Пытаюсь поднять руку и не могу. Знаю, что надо, но не могу. Никак не могу. Вдруг слева от трибуны чья-то рука летит вверх.

По толпе дрожь волной, и все попятились от врага. А на пустом месте стоит Очкарик Финкельштейн и к потолку руку тянет. Лейтенант прячет свой пистолет в кобуру, кивает оперативникам, и те стучат сапогами прямо к Очкарику. Он стоит, ждет, руку кверху держит. Оперативники хватают его подмышки и несут к выходу, мимо меня. Очкарик мне улыбается и подмигивает. Совсем сбрендил.

Сталинский нос - i_032.png

21

Из актового зала в класс парами идем, за руки держимся. Разговаривать запрещается. Это даже хорошо, никто не помешает мне подумать о том, какую Очкарик кашу заварил.

Когда его оперативники вывели, мы все к окнам прилипли: смотреть, как его в машину сажают. Так же, как папу ночью — нагнули голову и толкнули внутрь. Теперь сидит Очкарик в машине между двумя солдатами, едет на Лубянку и, может быть, даже улыбается им своей сумасшедшей улыбкой. Вот ведь дает. Зачем он руку поднял? Зачем взял вину за то, чего не делал?

Представляю себе, как машина тормозит у Лубянки. Часовой выходит из будки, глядит внутрь на Очкарика, изучает, потом машет рукой: открывай ворота, еще одного привезли. Наверно, страшно ему, Очкарику? Еще бы не страшно, он же не знает, что там внутри. Конечно, ничего ему не будет, он же просто школьник. Но школьник или нет, его обыщут: не прячет ли оружия. Ничего не найдут, какое у него может быть оружие? Снежок, что ли? Потом у него заберут одежду и выдадут пижаму в полоску. Тюремные пижамы всегда в полоску. Пижама ему, конечно, велика будет, откуда у них детские размеры. Потом его запрут в тюремную камеру. Интересно, в одиночную запрут или с другими заключенными? А что, если там сидят настоящие преступники? Вдруг там враги народа? Шпионы и вредители? Вдруг там мой папа? Да что это я? Какой папа? Героев не запирают в тюремные камеры. Хотя папа Очкарика там может очень даже запросто быть. Мама его, конечно, будет в женском отделении. Представляю: открывается дверь в камеру, сидит его папа, ничего не подозревает и вдруг видит, ведут его сына. Вот неожиданная встреча!

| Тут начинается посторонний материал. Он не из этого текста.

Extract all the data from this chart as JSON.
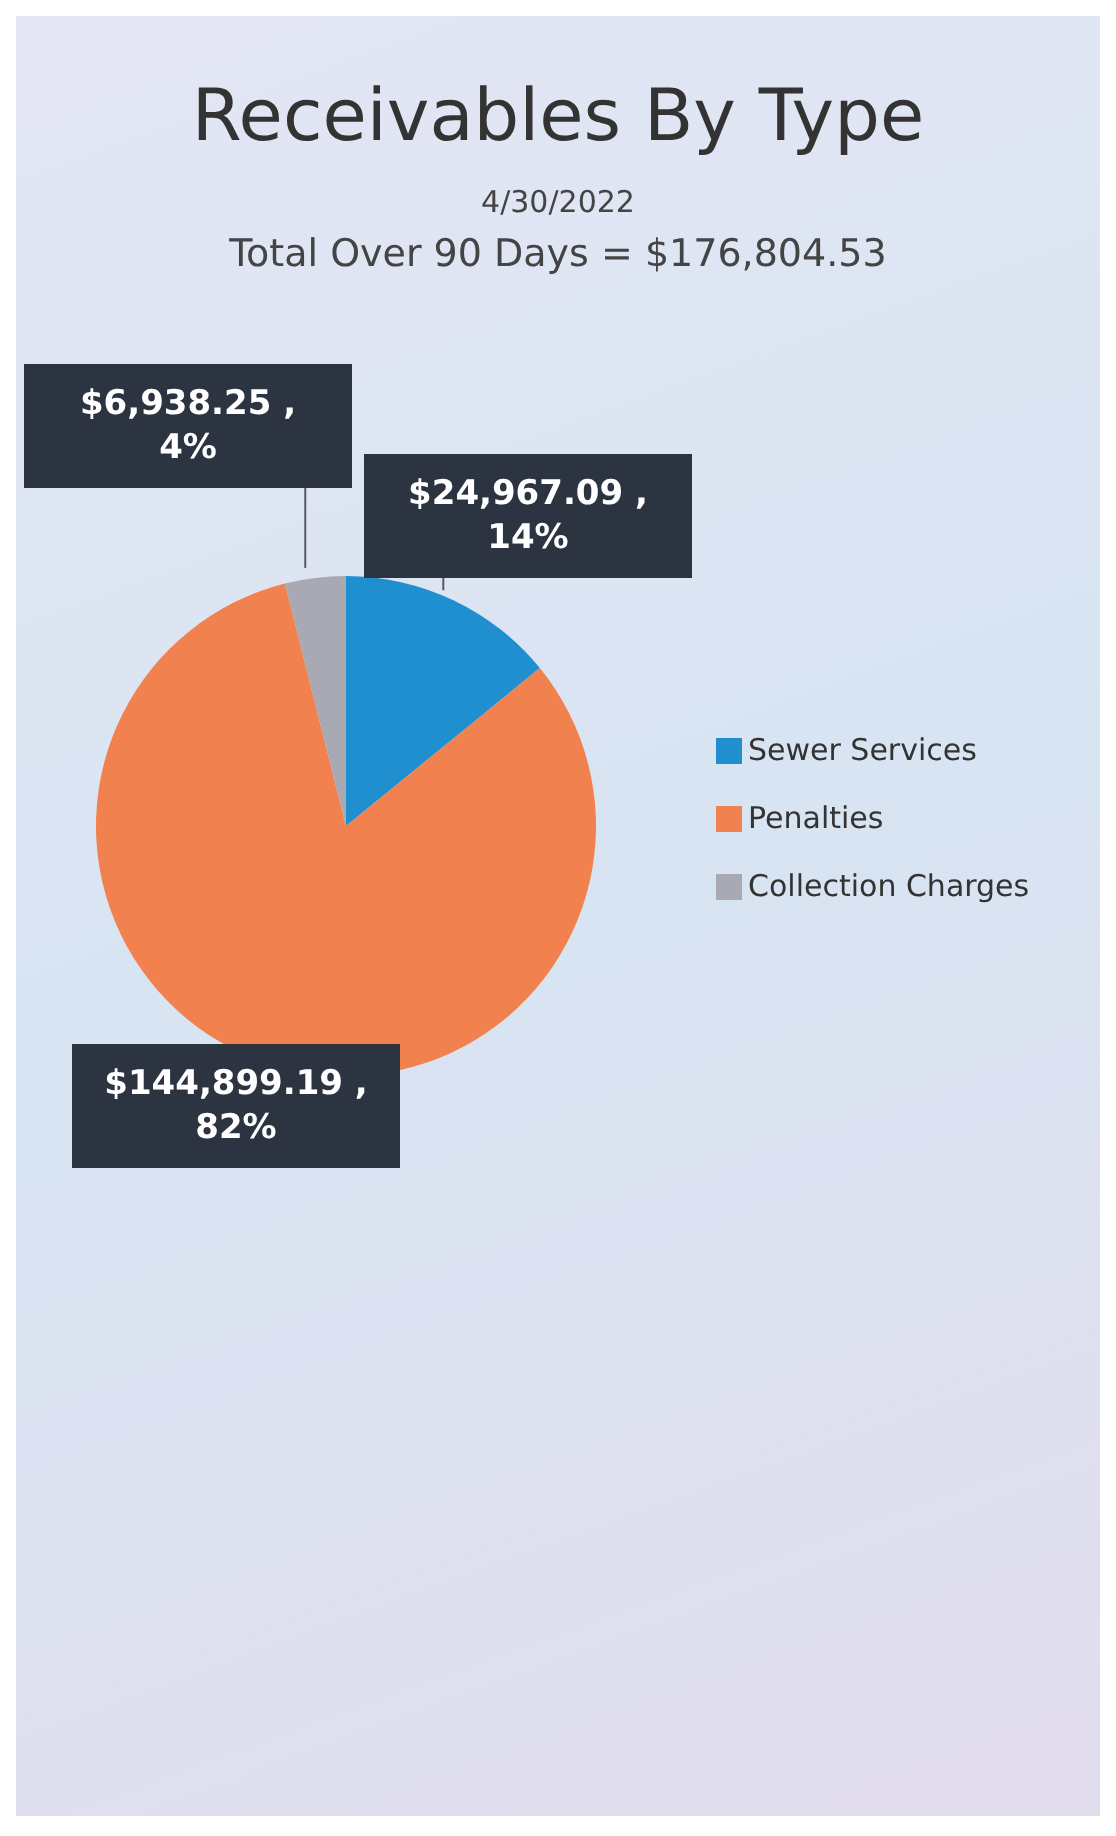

Тут я по лбу себя треснул и встал как вкопанный, стройные ряды смешались.

— Кто хулиганит? — кричит Нина Петровна. — Один за другим, ребята, не останавливаться!

Меня кто-то толкает в спину, и опять мы пошли, теперь вверх по лестнице.

Ну и дурак же я! Как это я сразу не догадался. Очкарик хотел, чтобы его отправили на Лубянку, вот и взял вину на себя. Умный парень! Сообразил, как попасть внутрь. Он ведь этого и хотел, и я ему помог. Ну не то чтобы помог, но теперь уже не важно. Как он, наверно, обрадуется, когда увидит своего папу! А папа как будет рад! Интересно, а у них есть семейные камеры? Может быть, есть. Вечером они, может, соберутся всей семьей. А вдруг его родители совсем даже не враги народа? Вдруг их тоже, как папу, по ошибке взяли? Скоро товарищ Сталин их всех выпустит. А если нет, Очкарик что-нибудь придумает, он же умный.